Many attorneys say the outcome of business-judgment defenses requires a state-by-state analysis of a specific state's rule barring "simple-negligence" cases.

"This is an open question in a lot of jurisdictions," said Larry Gangnes, an attorney at Lane Powell in Seattle. "It's an open question whether the business judgment rule can be used to preclude the FDIC from pursuing claims against bank executives under a negligence standard as opposed to gross negligence."

But prior legislation and court cases stemming from the previous savings-and-loan crisis had attempted to resolve the issue. In FDIC cases in the eighties, state laws sought to protect directors and officers from even "gross-negligence" claims.

But Congress ensured the FDIC could always at least bring the tougher — yet harder to prove — standard when lawmakers passed the Financial Institutions Reform, Recovery, and Enforcement Act in 1989. As for whether the FDIC is allowed to use the simpler standard, the 1997 Supreme Court case Atherton v. FDIC granted power to each state to decide which standard applies.
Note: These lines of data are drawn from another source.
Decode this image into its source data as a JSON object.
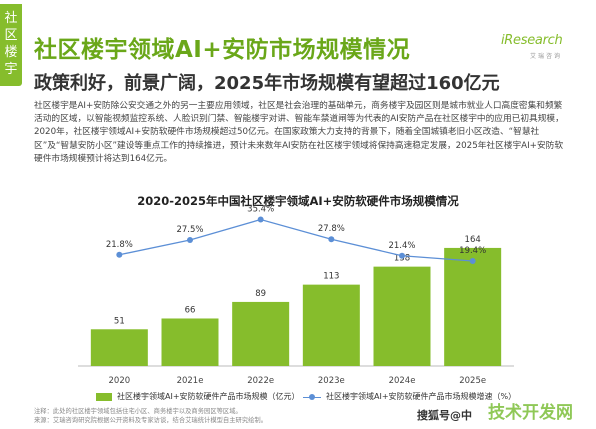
{
  "side_tab": {
    "chars": [
      "社",
      "区",
      "楼",
      "宇"
    ]
  },
  "header": {
    "title": "社区楼宇领域AI+安防市场规模情况",
    "subtitle": "政策利好，前景广阔，2025年市场规模有望超过160亿元"
  },
  "logo": {
    "text": "iResearch",
    "sub": "艾瑞咨询"
  },
  "body": {
    "paragraph": "社区楼宇是AI+安防除公安交通之外的另一主要应用领域，社区是社会治理的基础单元，商务楼宇及园区则是城市就业人口高度密集和频繁活动的区域，以智能视频监控系统、人脸识别门禁、智能楼宇对讲、智能车禁道闸等为代表的AI安防产品在社区楼宇中的应用已初具规模，2020年，社区楼宇领域AI+安防软硬件市场规模超过50亿元。在国家政策大力支持的背景下，随着全国城镇老旧小区改造、“智慧社区”及“智慧安防小区”建设等重点工作的持续推进，预计未来数年AI安防在社区楼宇领域将保持高速稳定发展，2025年社区楼宇AI+安防软硬件市场规模预计将达到164亿元。"
  },
  "chart_data": {
    "type": "bar",
    "title": "2020-2025年中国社区楼宇领域AI+安防软硬件市场规模情况",
    "categories": [
      "2020",
      "2021e",
      "2022e",
      "2023e",
      "2024e",
      "2025e"
    ],
    "series": [
      {
        "name": "社区楼宇领域AI+安防软硬件产品市场规模（亿元）",
        "kind": "bar",
        "values": [
          51,
          66,
          89,
          113,
          138,
          164
        ],
        "color": "#86bd2c"
      },
      {
        "name": "社区楼宇领域AI+安防软硬件产品市场规模增速（%）",
        "kind": "line",
        "values": [
          21.8,
          27.5,
          35.4,
          27.8,
          21.4,
          19.4
        ],
        "labels": [
          "21.8%",
          "27.5%",
          "35.4%",
          "27.8%",
          "21.4%",
          "19.4%"
        ],
        "color": "#5c8fd6"
      }
    ],
    "bar_ylim": [
      0,
      180
    ],
    "line_ylim": [
      0,
      40
    ]
  },
  "footnote": {
    "line1": "注释：此处的社区楼宇领域包括住宅小区、商务楼宇以及商务园区等区域。",
    "line2": "来源：艾瑞咨询研究院根据公开资料及专家访谈，结合艾瑞统计模型自主研究绘制。"
  },
  "watermark": {
    "text": "搜狐号@中",
    "brand": "技术开发网"
  }
}
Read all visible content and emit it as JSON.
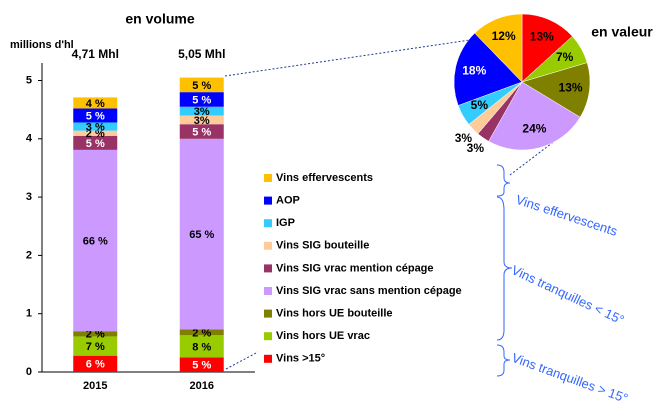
{
  "chart_data": [
    {
      "type": "stacked-bar",
      "title": "en volume",
      "y_label": "millions d'hl",
      "categories": [
        "2015",
        "2016"
      ],
      "totals": [
        "4,71 Mhl",
        "5,05 Mhl"
      ],
      "ylim": [
        0,
        5.3
      ],
      "yticks": [
        0,
        1,
        2,
        3,
        4,
        5
      ],
      "series": [
        {
          "name": "Vins >15°",
          "color": "#ff0000",
          "values": [
            0.28,
            0.25
          ],
          "value_labels": [
            "6 %",
            "5 %"
          ]
        },
        {
          "name": "Vins hors UE vrac",
          "color": "#99cc00",
          "values": [
            0.33,
            0.38
          ],
          "value_labels": [
            "7 %",
            "8 %"
          ]
        },
        {
          "name": "Vins hors UE bouteille",
          "color": "#808000",
          "values": [
            0.09,
            0.1
          ],
          "value_labels": [
            "2 %",
            "2 %"
          ]
        },
        {
          "name": "Vins SIG vrac sans mention cépage",
          "color": "#cc99ff",
          "values": [
            3.11,
            3.27
          ],
          "value_labels": [
            "66 %",
            "65 %"
          ]
        },
        {
          "name": "Vins SIG vrac mention cépage",
          "color": "#993366",
          "values": [
            0.24,
            0.25
          ],
          "value_labels": [
            "5 %",
            "5 %"
          ]
        },
        {
          "name": "Vins SIG bouteille",
          "color": "#ffcc99",
          "values": [
            0.09,
            0.15
          ],
          "value_labels": [
            "2 %",
            "3%"
          ]
        },
        {
          "name": "IGP",
          "color": "#33ccff",
          "values": [
            0.14,
            0.15
          ],
          "value_labels": [
            "3 %",
            "3%"
          ]
        },
        {
          "name": "AOP",
          "color": "#0000ff",
          "values": [
            0.24,
            0.25
          ],
          "value_labels": [
            "5 %",
            "5 %"
          ]
        },
        {
          "name": "Vins effervescents",
          "color": "#ffc000",
          "values": [
            0.19,
            0.25
          ],
          "value_labels": [
            "4 %",
            "5 %"
          ]
        }
      ]
    },
    {
      "type": "pie",
      "title": "en valeur",
      "values": [
        13,
        7,
        13,
        24,
        3,
        3,
        5,
        18,
        12
      ],
      "value_labels": [
        "13%",
        "7%",
        "13%",
        "24%",
        "3%",
        "3%",
        "5%",
        "18%",
        "12%"
      ],
      "colors": [
        "#ff0000",
        "#99cc00",
        "#808000",
        "#cc99ff",
        "#993366",
        "#ffcc99",
        "#33ccff",
        "#0000ff",
        "#ffc000"
      ]
    }
  ],
  "annotations": [
    "Vins effervescents",
    "Vins tranquilles < 15°",
    "Vins tranquilles > 15°"
  ]
}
Even though those prior policies established standards, some attorneys argue they never really played out in court until now, with the pick-up in FDIC litigation following the mortgage meltdown.

"Shortly after FIRREA the industry improved tremendously. So we went for years without a significant number of bank failures," said Sanford "Sandy" Brown, a partner at Bracewell & Giuliani in Dallas. "This is the first opportunity that we've had post-FIRREA to have these concepts tested."
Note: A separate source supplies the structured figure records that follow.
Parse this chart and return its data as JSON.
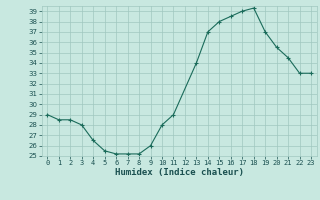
{
  "x": [
    0,
    1,
    2,
    3,
    4,
    5,
    6,
    7,
    8,
    9,
    10,
    11,
    13,
    14,
    15,
    16,
    17,
    18,
    19,
    20,
    21,
    22,
    23
  ],
  "y": [
    29,
    28.5,
    28.5,
    28,
    26.5,
    25.5,
    25.2,
    25.2,
    25.2,
    26,
    28,
    29,
    34,
    37,
    38,
    38.5,
    39,
    39.3,
    37,
    35.5,
    34.5,
    33,
    33
  ],
  "xlabel": "Humidex (Indice chaleur)",
  "xlim": [
    -0.5,
    23.5
  ],
  "ylim": [
    25,
    39.5
  ],
  "yticks": [
    25,
    26,
    27,
    28,
    29,
    30,
    31,
    32,
    33,
    34,
    35,
    36,
    37,
    38,
    39
  ],
  "line_color": "#1a6b5a",
  "marker_color": "#1a6b5a",
  "bg_color": "#c8e8e0",
  "grid_color": "#a0c8c0",
  "label_color": "#1a5050",
  "fig_bg": "#c8e8e0"
}
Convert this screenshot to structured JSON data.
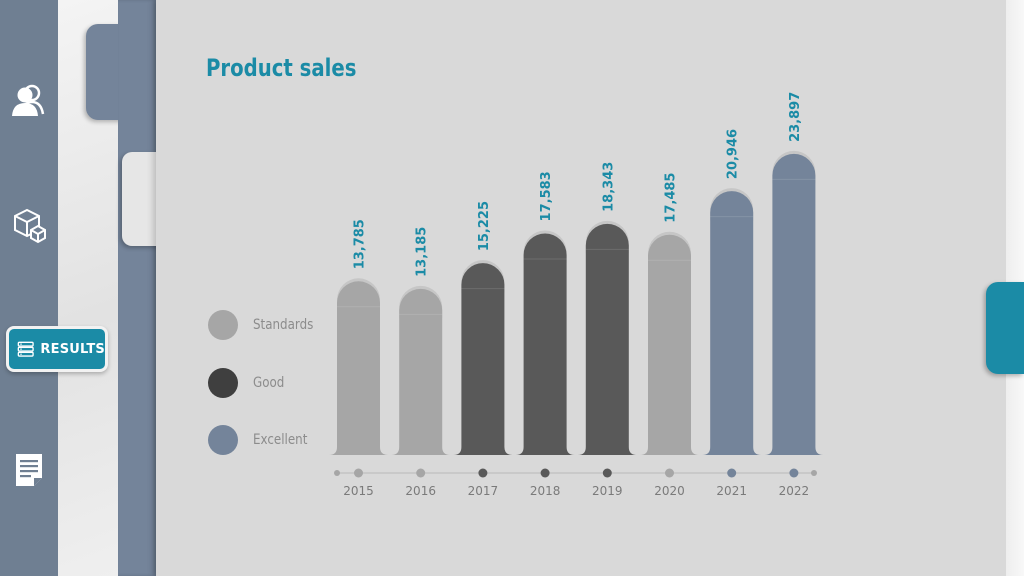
{
  "nav": {
    "items": [
      {
        "name": "users-icon"
      },
      {
        "name": "boxes-icon"
      },
      {
        "name": "results",
        "label": "RESULTS"
      },
      {
        "name": "document-icon"
      }
    ]
  },
  "colors": {
    "accent": "#1b8ba6",
    "standards": "#a6a6a6",
    "good": "#595959",
    "excellent": "#74849a"
  },
  "chart_data": {
    "type": "bar",
    "title": "Product sales",
    "categories": [
      "2015",
      "2016",
      "2017",
      "2018",
      "2019",
      "2020",
      "2021",
      "2022"
    ],
    "values": [
      13785,
      13185,
      15225,
      17583,
      18343,
      17485,
      20946,
      23897
    ],
    "value_labels": [
      "13,785",
      "13,185",
      "15,225",
      "17,583",
      "18,343",
      "17,485",
      "20,946",
      "23,897"
    ],
    "ratings": [
      "Standards",
      "Standards",
      "Good",
      "Good",
      "Good",
      "Standards",
      "Excellent",
      "Excellent"
    ],
    "legend": [
      {
        "label": "Standards",
        "color": "#a6a6a6"
      },
      {
        "label": "Good",
        "color": "#3f3f3f"
      },
      {
        "label": "Excellent",
        "color": "#74849a"
      }
    ],
    "legend_position": "left",
    "ylim": [
      0,
      25000
    ],
    "grid": false
  }
}
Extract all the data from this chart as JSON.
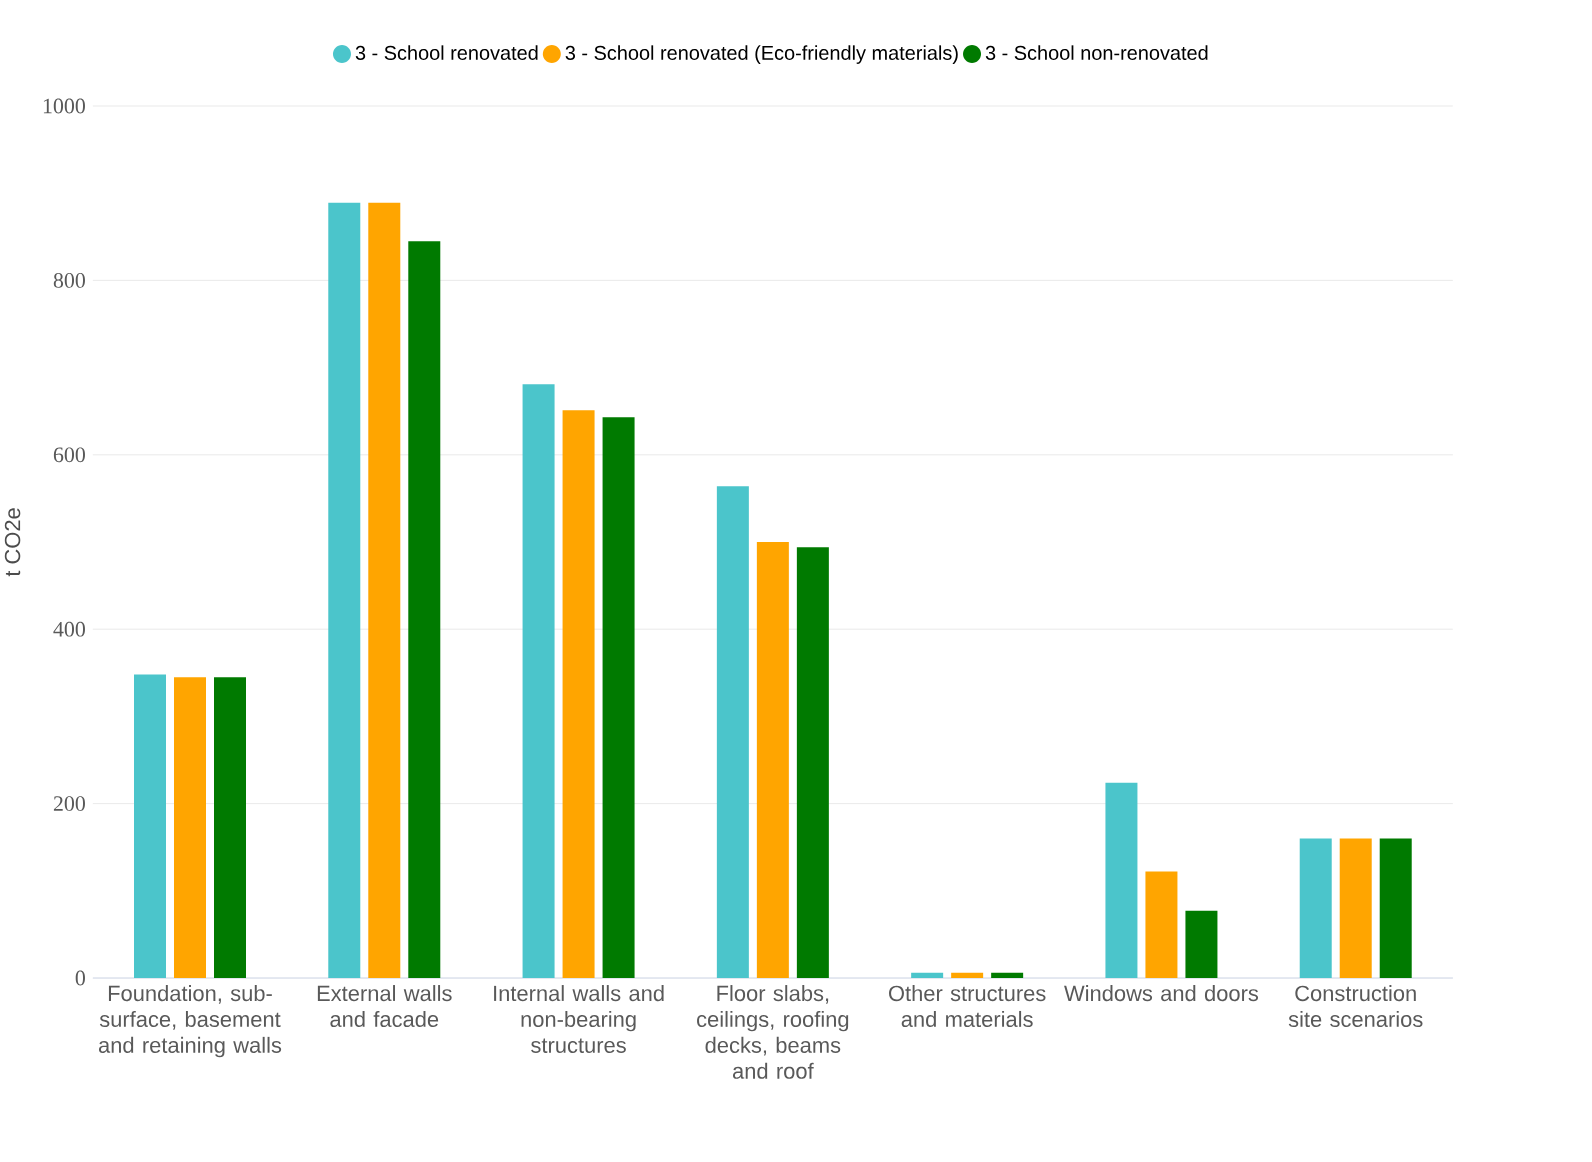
{
  "chart_data": {
    "type": "bar",
    "ylabel": "t CO2e",
    "categories": [
      "Foundation, sub-surface, basement and retaining walls",
      "External walls and facade",
      "Internal walls and non-bearing structures",
      "Floor slabs, ceilings, roofing decks, beams and roof",
      "Other structures and materials",
      "Windows and doors",
      "Construction site scenarios"
    ],
    "series": [
      {
        "name": "3 - School renovated",
        "color": "#4bc5cb",
        "values": [
          348,
          889,
          681,
          564,
          6,
          224,
          160
        ]
      },
      {
        "name": "3 - School renovated (Eco-friendly materials)",
        "color": "#ffa500",
        "values": [
          345,
          889,
          651,
          500,
          6,
          122,
          160
        ]
      },
      {
        "name": "3 - School non-renovated",
        "color": "#007a00",
        "values": [
          345,
          845,
          643,
          494,
          6,
          77,
          160
        ]
      }
    ],
    "ylim": [
      0,
      1000
    ],
    "yticks": [
      0,
      200,
      400,
      600,
      800,
      1000
    ],
    "grid": "y",
    "legend": "top"
  }
}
But David Baris, an attorney at BuckleySandler and executive director of the American Association of Bank Directors, said the FDIC is filing "simple-negligence" in states where failures were prevalent but the rules clearly bar the easier standard.
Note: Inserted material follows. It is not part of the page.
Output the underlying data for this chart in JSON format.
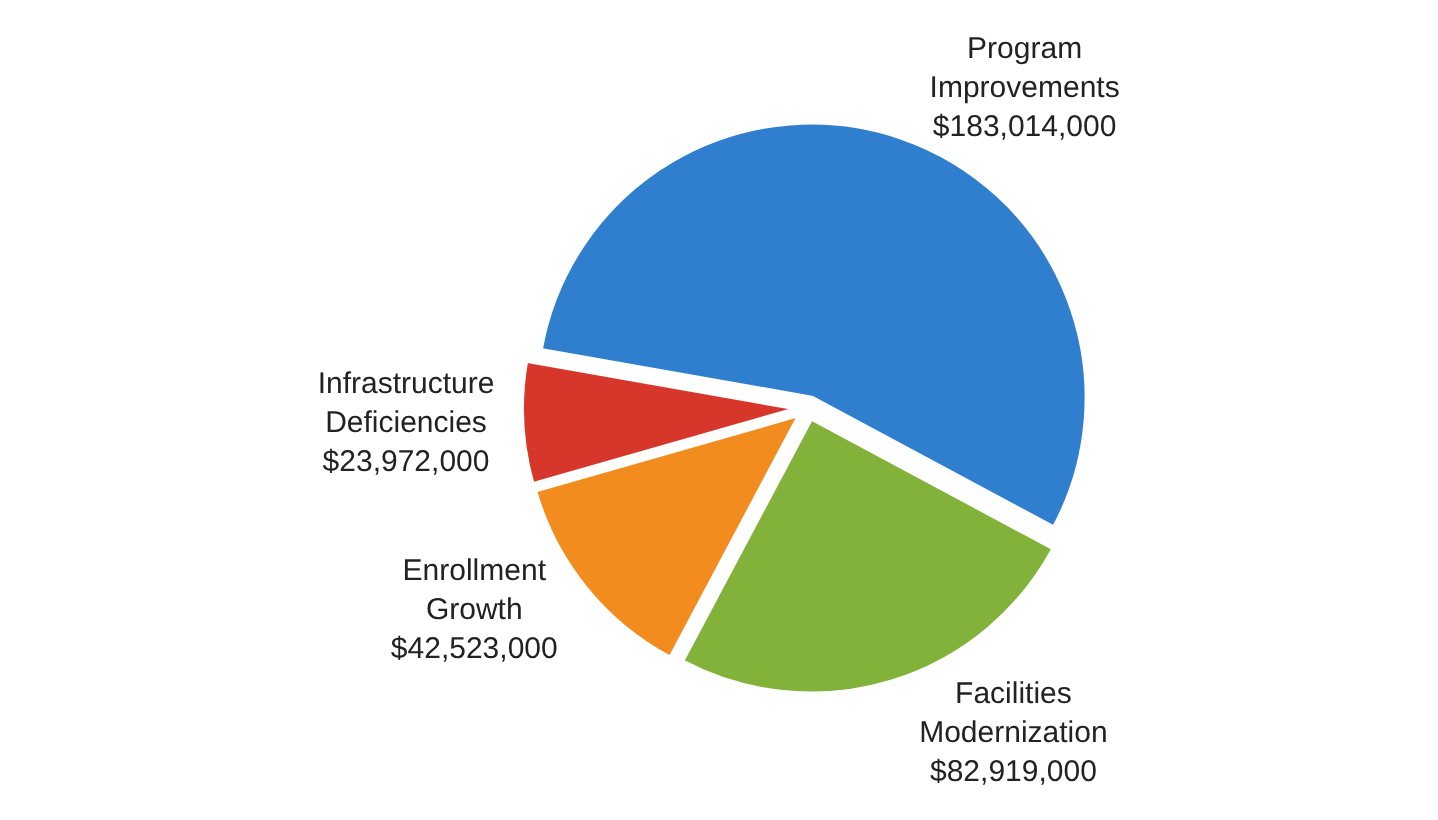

"Our reading of these cases is that Georgia, Illinois and California are all 'gross-negligence' states but the FDIC is still trying to sue under simple negligence," Baris said. "I can't read their minds on why. Maybe they think there is some kernel in the state law that would allow them to make the claim."

But Osterman indicated the FDIC will not bring the simpler claim if it does not believe there are grounds.

"Where state law permits suits against directors and officers for simple negligence, we will pursue claims under the standard," he said.

Indeed, in at least one example, the FDIC blocked a defense based on a state's business-judgment rule. In California, Perry, who ran IndyMac before its 2008 seizure made it the costliest failed bank of the crisis, asked a judge to dismiss a negligence claim based on the state's rule. But the judge balked, ruling California only protects directors — not corporate officers — from such claims. (Perry's attorneys are attempting to have the decision overturned in the Ninth Circuit Court of Appeals.)

"This is a very important issue not just for Mr. Perry but for all California corporations. … California would be a total outlier if it didn't apply the business judgment rule to officers," said D. Jean Veta, a partner at Covington & Burling who is representing the former CEO. "What corporation would want to incorporate in a state where its officers aren't protected by the business judgment rule?"

But other observers say the provisions of FIRREA and the Atherton decision have triggered a 50-state analysis.

The Georgia case "will be influential, but … there is an entirely different dynamic going on in California," said LaCroix. "The recent decision in the Integrity Bank case was a reflection of the court's analysis of the business judgment rule under Georgia law. … Different states may have a different case law history and a different interpretation of the business judgment rule."